With so many users looking at websites via smart phones — and also via tablets — it is vital for businesses to have mobile friendly websites. This is because mobile screens are a lot different from computer screens. The site design has to change accordingly to fit the dimensions. Having a mobile-friendly website also helps with Search Engine Optimization (SEO) because it helps improve rankings on mobile-friendly search engines such as Yahoo and Google. In fact, even though mobile usability was a factor in Google’s search algorithm for years, as of April 21, 2015, Google required websites to be optimized for mobile users or fail to be found in a search.

The cloud

PC Mag, in an effort to clarify “cloud computing,” states that it means “storing your files on a place that is not your local hard drive.” When businesses use cloud-based services for tasks like document storage, video conferencing, email and calendars, it can reflect in cost savings and enhanced productivity. Using the cloud is typically a fraction of the cost of buying and maintaining servers and software.

Additionally, cloud technology provides greater flexibility and mobility because the data is stored online and can be accessible from any device with an Internet connection.  Having accessibility from multiple devices and platforms also allows for easier collaboration. Team members have real-time updates and all necessary parties can share content. Consumers also can be part of the interactivity.

Big data

Big data comprises all the data inside and outside your business that you can use for marketing and analysis, among other things. According to IBM, 2.5 quintillion bytes of data are being created each day. Using big data can help your content marketing strategy. In fact, big data has been described by McKinsey and Company, a global management consulting firm to many of the world’s most influential businesses and institutions, as the next $100 billion dollar opportunity because the raw data could lead to valuable insights about what is most engaging to target audiences.

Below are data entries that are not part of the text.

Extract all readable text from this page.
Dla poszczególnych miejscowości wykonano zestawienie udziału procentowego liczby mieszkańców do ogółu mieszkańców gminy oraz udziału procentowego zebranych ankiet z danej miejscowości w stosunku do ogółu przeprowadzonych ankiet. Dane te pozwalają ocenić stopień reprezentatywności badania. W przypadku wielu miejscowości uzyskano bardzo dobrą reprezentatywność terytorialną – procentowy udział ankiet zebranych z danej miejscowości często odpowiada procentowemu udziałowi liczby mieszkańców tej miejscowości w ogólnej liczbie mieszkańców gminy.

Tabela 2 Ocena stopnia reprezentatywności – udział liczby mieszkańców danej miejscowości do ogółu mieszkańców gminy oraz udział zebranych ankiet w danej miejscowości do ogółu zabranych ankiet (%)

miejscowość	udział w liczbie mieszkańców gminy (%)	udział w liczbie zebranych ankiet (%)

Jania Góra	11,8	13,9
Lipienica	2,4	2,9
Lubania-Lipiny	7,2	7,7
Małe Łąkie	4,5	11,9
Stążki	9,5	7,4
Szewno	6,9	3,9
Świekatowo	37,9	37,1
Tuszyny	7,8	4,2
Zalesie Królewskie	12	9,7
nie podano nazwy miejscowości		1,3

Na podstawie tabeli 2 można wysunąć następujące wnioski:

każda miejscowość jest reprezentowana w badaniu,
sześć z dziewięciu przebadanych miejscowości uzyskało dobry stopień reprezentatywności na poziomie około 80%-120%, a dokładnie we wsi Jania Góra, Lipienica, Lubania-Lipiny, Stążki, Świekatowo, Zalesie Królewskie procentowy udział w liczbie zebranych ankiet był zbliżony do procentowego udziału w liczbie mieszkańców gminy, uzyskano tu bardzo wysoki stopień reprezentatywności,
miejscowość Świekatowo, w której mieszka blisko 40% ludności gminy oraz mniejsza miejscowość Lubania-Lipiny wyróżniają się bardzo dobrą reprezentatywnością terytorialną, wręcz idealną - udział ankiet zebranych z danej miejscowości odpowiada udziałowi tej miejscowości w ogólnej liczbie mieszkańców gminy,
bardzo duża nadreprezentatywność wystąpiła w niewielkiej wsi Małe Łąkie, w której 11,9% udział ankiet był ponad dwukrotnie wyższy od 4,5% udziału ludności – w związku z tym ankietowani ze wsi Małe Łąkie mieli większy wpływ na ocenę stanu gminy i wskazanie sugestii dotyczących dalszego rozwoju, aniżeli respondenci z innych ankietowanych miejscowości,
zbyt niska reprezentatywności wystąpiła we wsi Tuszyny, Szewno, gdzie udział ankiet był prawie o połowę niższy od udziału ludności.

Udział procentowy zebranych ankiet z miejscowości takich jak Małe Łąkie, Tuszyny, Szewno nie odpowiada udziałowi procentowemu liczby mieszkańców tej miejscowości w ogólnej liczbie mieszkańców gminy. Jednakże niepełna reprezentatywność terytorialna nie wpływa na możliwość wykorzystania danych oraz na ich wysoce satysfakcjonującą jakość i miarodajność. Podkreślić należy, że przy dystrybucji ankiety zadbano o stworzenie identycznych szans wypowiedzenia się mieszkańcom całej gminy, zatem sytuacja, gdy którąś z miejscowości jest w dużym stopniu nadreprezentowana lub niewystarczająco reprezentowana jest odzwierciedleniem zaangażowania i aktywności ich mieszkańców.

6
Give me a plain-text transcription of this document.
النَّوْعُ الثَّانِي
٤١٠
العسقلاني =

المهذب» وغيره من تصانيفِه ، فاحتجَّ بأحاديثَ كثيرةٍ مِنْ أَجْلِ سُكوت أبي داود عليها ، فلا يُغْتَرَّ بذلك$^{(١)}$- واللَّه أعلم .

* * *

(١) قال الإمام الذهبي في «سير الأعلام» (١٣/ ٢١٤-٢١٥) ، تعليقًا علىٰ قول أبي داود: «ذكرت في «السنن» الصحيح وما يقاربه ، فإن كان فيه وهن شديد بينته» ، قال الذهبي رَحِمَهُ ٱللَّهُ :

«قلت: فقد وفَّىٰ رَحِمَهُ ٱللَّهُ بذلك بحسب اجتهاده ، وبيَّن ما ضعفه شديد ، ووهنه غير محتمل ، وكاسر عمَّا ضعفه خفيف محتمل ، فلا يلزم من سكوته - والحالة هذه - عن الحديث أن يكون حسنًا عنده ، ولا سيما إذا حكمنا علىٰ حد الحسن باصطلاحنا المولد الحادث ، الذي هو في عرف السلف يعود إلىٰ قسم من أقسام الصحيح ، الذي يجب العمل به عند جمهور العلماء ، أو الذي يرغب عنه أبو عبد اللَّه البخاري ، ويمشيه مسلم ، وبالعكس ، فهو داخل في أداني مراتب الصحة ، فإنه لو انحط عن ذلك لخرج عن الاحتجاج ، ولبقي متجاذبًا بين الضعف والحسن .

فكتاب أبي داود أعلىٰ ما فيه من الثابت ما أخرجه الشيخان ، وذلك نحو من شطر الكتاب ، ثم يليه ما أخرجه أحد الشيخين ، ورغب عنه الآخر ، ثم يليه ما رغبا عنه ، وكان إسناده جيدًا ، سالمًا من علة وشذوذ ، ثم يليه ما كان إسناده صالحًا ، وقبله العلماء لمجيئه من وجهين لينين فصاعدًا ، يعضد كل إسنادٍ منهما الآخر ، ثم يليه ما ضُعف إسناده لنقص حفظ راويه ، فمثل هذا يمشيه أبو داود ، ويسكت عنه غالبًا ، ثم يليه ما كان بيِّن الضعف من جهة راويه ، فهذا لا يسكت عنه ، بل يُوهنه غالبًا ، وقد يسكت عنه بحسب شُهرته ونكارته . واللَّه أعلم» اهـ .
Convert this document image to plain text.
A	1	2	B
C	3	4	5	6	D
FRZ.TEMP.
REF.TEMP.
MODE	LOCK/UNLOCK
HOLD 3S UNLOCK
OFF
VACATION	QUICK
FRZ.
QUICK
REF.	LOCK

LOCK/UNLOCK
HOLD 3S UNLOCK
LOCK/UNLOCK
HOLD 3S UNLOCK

However, before big data can be of any benefit to your content marketing strategy, you have to define what you want to gain from the information. You can’t solve a problem without knowing what the problem is. In order to do this, the Content Marketing Institute suggests you ask yourself some key questions such as:

  • What are your overall goals for your content marketing program?
  • What drives your customers and prospects when it comes to consuming and engaging with your content?
  • What topics and pain points are most critical to your personas?
  • What content has garnered the highest conversions?
  • Which content is driving the most awareness?

When you do take this important step, “Big Data” can become a valuable tool to help you craft your content marketing strategy.